Negotiators agreed to many spending and policy decisions that were common to the House and Senate versions of the budget for the two years beginning July 1.
They postponed until next week discussions about their differences over how to pay for the budget and whether to expand Medicaid to an estimated 58,000 poor adults under the federal health care overhaul law.
The House put discussion on all those topics on hold until Monday.
The Republican-led Senate rejected a 20-cent increase in the tobacco tax and delaying implementation of tax breaks for businesses. The Democratic-controlled House does not like a $50 million Senate-proposed cut in staff and benefits.
The House also proposes expanding Medicaid; the Senate wants to establish a commission to study the issue.
"We are all here to have a positive outcome for our state," House Finance Chairwoman Mary Jane Wallner said in opening the bargaining session.

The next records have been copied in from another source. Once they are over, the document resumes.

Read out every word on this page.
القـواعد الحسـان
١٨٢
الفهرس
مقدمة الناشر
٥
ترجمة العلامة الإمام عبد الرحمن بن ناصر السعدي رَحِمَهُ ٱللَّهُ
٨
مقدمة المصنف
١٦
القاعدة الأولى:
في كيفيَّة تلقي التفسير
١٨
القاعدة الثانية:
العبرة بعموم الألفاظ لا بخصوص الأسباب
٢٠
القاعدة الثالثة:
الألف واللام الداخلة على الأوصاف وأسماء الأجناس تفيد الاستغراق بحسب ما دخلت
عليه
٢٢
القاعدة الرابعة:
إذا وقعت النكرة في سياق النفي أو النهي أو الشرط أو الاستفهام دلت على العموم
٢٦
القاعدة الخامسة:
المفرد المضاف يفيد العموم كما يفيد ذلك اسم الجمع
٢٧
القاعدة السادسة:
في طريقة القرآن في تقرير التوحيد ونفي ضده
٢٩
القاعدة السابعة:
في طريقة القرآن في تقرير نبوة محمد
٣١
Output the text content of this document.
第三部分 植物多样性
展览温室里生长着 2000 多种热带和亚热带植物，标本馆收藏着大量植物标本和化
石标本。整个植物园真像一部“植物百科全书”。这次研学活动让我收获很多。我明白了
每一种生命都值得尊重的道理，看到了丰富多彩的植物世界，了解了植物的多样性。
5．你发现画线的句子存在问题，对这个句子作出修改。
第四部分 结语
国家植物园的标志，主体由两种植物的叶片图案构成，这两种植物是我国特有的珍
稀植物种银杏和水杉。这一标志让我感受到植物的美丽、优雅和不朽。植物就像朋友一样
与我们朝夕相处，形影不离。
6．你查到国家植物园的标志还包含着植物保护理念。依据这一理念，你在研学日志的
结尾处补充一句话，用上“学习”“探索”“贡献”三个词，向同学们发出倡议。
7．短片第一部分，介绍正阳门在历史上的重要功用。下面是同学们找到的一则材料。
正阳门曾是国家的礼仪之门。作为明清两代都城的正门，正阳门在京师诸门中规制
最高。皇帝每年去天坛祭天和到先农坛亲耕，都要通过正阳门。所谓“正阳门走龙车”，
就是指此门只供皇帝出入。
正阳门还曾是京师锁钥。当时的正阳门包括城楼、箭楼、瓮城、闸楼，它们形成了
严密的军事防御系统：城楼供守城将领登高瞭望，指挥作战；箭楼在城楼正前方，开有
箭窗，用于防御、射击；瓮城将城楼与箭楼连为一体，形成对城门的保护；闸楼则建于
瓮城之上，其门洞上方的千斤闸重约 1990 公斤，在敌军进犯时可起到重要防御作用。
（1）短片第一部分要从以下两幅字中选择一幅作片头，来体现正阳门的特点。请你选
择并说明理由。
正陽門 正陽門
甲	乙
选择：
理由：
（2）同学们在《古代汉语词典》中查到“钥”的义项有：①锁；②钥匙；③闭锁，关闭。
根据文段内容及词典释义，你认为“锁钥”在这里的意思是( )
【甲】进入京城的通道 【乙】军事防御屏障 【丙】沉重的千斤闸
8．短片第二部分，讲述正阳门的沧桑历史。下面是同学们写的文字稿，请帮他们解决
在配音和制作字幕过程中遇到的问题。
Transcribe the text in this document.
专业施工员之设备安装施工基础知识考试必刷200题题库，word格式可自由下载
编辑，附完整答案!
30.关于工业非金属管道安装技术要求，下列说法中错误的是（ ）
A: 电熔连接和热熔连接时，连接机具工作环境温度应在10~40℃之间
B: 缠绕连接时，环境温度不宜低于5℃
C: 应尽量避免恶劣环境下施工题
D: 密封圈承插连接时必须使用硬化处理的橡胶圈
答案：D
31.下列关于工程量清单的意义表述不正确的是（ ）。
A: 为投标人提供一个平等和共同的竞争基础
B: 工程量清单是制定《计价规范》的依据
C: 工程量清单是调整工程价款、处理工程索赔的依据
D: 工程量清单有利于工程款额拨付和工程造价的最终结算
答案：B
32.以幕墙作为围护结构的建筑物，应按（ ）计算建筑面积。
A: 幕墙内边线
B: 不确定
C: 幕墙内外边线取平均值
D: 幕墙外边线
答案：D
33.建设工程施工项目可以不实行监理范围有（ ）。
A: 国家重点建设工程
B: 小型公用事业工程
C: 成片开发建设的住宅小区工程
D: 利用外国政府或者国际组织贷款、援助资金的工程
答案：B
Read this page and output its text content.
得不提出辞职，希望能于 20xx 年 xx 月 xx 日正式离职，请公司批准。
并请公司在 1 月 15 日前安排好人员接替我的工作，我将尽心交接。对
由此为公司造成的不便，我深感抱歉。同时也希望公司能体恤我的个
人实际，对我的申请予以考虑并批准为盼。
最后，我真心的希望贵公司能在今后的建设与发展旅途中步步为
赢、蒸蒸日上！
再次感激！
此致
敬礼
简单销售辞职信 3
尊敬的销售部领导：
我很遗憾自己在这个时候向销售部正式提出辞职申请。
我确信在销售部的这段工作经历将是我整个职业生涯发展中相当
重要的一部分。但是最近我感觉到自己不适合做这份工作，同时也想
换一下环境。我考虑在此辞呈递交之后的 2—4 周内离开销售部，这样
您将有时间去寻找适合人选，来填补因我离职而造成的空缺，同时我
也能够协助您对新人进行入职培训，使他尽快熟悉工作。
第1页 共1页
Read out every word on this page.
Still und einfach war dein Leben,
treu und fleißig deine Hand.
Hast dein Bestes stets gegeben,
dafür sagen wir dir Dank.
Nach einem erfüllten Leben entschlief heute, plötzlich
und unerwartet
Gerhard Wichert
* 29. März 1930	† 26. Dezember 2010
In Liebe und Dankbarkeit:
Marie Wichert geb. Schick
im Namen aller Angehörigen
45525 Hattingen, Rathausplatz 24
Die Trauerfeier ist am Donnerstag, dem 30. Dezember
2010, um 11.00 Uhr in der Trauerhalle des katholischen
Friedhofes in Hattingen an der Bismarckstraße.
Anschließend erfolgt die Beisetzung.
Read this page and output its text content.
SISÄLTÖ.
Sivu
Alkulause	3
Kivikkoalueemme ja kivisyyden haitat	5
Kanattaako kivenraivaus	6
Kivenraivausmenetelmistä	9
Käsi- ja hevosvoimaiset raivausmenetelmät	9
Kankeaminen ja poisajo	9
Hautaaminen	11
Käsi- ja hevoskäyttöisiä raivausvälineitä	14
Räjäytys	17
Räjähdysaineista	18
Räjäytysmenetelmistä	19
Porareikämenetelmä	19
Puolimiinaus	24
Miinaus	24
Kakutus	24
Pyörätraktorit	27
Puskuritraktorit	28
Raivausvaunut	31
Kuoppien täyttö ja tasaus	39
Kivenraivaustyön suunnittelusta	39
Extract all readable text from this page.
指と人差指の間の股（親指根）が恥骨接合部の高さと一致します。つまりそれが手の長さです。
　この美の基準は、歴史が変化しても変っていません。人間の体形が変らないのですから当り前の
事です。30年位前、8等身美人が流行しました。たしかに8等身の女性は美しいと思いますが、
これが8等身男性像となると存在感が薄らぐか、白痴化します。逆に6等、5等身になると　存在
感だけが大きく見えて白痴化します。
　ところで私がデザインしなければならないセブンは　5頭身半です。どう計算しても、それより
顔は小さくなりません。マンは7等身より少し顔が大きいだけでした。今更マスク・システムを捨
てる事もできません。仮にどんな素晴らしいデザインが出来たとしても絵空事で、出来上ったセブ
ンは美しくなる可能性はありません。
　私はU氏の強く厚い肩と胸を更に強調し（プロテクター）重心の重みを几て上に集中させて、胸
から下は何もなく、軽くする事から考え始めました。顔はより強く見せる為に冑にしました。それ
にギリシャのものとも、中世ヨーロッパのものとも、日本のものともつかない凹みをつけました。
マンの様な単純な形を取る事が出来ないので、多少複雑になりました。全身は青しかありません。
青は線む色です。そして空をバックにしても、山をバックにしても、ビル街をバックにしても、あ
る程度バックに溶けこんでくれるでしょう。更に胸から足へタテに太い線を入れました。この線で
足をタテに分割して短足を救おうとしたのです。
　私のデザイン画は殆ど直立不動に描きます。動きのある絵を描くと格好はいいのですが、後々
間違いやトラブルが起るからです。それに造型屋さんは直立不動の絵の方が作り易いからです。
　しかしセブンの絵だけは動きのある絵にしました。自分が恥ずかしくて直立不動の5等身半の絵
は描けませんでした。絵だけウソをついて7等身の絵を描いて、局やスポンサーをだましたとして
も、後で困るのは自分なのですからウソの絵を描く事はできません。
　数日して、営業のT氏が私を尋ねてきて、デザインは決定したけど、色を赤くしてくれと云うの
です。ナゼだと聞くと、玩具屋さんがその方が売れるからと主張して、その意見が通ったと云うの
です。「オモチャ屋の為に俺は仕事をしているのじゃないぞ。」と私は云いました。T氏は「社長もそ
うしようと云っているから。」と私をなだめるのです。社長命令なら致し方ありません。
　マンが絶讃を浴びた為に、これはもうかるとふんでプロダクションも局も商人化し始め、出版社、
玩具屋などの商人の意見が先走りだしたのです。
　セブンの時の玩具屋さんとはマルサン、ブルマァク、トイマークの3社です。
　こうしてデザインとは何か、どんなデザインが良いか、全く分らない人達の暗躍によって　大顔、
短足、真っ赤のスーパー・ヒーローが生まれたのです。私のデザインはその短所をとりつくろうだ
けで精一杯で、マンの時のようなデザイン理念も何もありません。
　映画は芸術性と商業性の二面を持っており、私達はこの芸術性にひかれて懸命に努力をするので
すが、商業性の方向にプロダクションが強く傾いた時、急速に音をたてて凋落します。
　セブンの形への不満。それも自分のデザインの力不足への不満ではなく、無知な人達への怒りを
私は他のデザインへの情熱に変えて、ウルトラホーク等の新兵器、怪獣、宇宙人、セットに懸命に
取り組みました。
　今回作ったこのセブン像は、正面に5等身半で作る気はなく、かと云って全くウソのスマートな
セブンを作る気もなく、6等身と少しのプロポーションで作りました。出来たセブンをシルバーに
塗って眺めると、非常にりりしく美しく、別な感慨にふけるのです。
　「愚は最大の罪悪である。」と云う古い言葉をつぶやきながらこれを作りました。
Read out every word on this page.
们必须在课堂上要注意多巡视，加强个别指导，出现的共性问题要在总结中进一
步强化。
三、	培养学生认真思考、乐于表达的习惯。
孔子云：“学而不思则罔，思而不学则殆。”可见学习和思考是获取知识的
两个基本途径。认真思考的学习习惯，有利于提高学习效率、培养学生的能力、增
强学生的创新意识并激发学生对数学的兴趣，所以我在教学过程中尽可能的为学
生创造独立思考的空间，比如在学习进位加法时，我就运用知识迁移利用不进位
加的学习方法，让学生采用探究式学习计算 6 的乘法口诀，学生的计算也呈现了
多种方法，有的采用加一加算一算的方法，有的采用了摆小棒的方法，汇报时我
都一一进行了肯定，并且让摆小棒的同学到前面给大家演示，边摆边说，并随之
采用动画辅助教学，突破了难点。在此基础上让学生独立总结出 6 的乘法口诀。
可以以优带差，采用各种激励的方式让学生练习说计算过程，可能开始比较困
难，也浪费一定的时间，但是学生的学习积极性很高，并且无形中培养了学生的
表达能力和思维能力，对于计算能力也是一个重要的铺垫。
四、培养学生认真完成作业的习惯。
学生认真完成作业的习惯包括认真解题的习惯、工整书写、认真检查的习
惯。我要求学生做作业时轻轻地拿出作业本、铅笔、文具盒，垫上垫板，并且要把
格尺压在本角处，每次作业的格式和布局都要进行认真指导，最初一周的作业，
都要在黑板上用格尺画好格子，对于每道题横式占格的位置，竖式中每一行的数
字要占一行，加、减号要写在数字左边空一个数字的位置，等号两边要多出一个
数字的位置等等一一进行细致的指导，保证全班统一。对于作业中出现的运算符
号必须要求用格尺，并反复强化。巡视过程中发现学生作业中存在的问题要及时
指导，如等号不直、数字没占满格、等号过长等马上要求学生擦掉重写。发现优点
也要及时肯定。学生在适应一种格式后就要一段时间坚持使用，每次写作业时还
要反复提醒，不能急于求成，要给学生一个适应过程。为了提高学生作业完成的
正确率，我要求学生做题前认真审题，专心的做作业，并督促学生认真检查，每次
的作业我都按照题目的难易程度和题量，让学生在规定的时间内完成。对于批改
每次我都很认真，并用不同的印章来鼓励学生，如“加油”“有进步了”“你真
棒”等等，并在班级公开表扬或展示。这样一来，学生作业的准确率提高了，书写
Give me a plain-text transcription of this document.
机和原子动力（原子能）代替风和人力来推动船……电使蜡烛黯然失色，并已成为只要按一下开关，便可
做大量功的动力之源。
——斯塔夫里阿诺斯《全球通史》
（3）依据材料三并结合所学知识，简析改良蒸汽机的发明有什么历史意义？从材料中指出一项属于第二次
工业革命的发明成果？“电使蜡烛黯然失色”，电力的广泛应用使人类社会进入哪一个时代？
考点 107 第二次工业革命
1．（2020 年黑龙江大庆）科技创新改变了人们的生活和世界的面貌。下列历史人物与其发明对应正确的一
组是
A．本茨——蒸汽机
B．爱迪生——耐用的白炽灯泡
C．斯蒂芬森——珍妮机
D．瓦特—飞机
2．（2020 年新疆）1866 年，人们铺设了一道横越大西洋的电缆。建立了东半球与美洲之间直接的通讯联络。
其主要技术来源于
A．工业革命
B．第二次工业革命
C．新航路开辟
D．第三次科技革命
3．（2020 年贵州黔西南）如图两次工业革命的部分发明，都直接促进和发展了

Her counterpart — Senate Finance Chairman Chuck Morse — said the chambers agree on more than they disagree, but added that Republicans won't accept revenue estimates inflated to cover desired spending, won't accept increases in taxes and fees and won't support expanding Medicaid. Morse said expanding Medicaid should be studied and debated as a new bill next session.
Wallner, a Concord Democrat, said those items would be among the topics discussed next week.
Typically on the first bargaining day, House and Senate negotiators go over their respective budget proposals and tentatively agree to as much as they can so they can focus on their major differences. The negotiating teams did that Friday, but can revisit everything before signing off on an agreement. Their deadlines call for them to sign off on a compromise Thursday afternoon.